Abstract:The rapid rise of real-time communication and large language models has significantly increased the importance of speech compression. Deep learning-based neural speech codecs have outperformed traditional signal-level speech codecs in terms of rate-distortion (RD) performance. Typically, these neural codecs employ an encoder-quantizer-decoder architecture, where audio is first converted into latent code feature representations and then into discrete tokens.
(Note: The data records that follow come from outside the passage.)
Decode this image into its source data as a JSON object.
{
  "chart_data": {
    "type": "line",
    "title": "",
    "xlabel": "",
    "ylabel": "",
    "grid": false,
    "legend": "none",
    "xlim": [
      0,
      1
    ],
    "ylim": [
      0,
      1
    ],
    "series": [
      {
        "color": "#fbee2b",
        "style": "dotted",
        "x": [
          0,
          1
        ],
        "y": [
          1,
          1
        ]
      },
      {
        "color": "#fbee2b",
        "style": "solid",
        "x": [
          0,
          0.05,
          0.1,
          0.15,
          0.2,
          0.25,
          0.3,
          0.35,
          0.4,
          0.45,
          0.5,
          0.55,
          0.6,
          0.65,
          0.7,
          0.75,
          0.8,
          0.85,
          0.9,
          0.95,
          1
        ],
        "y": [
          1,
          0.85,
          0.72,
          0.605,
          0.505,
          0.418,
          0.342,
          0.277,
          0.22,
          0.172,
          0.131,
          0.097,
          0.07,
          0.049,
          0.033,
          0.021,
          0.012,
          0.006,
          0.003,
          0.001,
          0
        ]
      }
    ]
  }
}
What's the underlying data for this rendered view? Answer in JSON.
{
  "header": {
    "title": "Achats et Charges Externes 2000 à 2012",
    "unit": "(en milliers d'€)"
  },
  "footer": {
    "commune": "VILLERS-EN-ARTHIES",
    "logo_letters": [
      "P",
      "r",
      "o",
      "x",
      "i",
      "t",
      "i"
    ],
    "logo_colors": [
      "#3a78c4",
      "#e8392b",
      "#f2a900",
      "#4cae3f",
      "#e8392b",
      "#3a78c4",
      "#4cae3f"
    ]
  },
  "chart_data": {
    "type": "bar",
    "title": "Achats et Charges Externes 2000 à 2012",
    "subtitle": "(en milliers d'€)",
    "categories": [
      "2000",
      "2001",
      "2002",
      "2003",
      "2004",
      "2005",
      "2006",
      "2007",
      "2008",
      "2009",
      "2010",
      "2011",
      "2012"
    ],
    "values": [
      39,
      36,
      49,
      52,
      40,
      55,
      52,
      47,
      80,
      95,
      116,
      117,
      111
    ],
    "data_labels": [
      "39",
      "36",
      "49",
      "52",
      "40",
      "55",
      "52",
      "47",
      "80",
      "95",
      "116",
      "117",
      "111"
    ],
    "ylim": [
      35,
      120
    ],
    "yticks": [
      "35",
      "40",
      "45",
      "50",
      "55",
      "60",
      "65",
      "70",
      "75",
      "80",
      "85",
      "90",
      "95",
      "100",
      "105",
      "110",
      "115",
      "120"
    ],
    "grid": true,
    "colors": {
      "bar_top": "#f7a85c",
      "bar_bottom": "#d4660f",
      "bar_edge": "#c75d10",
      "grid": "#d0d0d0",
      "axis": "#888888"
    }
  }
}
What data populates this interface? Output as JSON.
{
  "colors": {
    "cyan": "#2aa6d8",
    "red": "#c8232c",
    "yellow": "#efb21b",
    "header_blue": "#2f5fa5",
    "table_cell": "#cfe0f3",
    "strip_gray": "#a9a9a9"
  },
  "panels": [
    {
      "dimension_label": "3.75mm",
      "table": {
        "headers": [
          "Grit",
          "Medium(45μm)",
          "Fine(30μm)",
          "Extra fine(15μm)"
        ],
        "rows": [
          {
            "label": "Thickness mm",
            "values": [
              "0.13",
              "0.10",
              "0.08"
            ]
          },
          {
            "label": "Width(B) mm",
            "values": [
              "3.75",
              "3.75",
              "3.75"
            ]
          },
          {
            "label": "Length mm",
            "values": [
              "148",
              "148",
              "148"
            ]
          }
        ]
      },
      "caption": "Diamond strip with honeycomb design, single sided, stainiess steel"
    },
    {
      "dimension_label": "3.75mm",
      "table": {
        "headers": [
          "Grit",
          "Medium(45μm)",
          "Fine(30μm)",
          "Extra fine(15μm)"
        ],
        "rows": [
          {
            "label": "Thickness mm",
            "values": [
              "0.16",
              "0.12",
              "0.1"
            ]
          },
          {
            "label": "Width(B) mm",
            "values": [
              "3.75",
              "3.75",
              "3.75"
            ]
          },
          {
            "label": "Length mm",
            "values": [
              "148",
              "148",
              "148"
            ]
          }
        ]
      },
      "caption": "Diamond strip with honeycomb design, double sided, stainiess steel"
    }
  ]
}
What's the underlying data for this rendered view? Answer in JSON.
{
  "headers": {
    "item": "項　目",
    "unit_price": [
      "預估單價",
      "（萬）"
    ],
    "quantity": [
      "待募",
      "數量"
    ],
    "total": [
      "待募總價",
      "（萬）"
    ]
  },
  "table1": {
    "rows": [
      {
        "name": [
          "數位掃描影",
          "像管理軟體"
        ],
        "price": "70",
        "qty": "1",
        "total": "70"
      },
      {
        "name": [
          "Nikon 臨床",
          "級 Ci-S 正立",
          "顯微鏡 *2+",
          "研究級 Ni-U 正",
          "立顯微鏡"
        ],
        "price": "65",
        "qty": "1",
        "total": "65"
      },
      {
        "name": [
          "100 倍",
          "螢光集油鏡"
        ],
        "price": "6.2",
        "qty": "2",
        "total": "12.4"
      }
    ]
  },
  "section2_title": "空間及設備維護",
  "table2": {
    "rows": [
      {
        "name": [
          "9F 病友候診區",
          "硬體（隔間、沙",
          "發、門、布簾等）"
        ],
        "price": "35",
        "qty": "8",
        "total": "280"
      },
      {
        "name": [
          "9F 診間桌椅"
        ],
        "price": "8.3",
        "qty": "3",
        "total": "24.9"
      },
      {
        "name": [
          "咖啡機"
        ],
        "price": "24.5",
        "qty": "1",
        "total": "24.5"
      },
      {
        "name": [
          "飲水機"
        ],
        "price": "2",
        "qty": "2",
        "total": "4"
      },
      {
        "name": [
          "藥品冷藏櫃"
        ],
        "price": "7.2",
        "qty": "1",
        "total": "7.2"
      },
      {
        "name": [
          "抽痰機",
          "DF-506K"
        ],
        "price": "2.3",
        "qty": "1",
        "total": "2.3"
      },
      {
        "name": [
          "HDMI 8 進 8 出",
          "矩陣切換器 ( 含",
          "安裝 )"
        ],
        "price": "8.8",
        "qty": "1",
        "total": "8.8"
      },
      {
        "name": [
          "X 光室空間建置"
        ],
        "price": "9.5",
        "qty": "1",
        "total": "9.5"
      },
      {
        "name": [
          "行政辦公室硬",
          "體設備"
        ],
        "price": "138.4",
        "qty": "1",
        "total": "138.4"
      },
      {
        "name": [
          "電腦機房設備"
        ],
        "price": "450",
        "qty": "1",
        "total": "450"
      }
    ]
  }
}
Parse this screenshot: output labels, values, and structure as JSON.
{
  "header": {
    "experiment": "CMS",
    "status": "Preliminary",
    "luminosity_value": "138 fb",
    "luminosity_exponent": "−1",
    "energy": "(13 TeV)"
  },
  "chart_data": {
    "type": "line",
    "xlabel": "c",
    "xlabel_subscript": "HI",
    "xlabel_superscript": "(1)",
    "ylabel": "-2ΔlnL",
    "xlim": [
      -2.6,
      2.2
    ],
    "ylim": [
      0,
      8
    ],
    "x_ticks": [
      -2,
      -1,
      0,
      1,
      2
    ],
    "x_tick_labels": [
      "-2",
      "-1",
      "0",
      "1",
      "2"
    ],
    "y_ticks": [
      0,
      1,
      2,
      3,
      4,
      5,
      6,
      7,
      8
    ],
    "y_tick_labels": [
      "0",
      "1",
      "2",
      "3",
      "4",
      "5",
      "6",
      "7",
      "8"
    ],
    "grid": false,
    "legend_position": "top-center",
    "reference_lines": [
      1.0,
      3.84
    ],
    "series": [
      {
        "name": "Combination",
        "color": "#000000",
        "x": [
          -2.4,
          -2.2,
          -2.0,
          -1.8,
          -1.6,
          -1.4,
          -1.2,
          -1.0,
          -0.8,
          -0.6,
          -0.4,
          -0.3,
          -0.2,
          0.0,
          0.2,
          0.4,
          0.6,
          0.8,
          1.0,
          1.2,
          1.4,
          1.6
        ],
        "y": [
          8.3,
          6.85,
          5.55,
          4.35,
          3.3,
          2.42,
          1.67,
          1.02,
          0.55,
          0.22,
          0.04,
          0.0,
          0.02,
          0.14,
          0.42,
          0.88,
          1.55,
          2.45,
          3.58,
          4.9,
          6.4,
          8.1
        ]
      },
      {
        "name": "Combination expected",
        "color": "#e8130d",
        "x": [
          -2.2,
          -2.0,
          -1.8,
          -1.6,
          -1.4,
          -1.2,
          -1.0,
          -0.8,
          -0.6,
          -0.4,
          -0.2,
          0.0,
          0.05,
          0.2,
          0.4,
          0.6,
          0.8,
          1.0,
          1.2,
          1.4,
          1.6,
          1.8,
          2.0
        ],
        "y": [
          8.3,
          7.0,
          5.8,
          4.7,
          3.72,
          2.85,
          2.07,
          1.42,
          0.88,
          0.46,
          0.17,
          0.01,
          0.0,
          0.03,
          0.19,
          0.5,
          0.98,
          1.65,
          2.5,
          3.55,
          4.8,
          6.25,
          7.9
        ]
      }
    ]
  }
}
However, this architecture exhibits insufficient RD performance due to two main drawbacks: (1) the inadequate performance of the quantizer, challenging training processes, and issues such as codebook collapse; (2) the limited representational capacity of the encoder and decoder, making it difficult to meet feature representation requirements across various bitrates. In this paper, we propose a rate-aware learned speech compression scheme that replaces the quantizer with an advanced channel-wise entropy model to improve RD performance, simplify training, and avoid codebook collapse. We employ multi-scale convolution and linear attention mixture blocks to enhance the representational capacity and flexibility of the encoder and decoder. Experimental results demonstrate that the proposed method achieves state-of-the-art RD performance, obtaining 53.51% BD-Rate bitrate saving in average, and achieves 0.26 BD-VisQol and 0.44 BD-PESQ gains.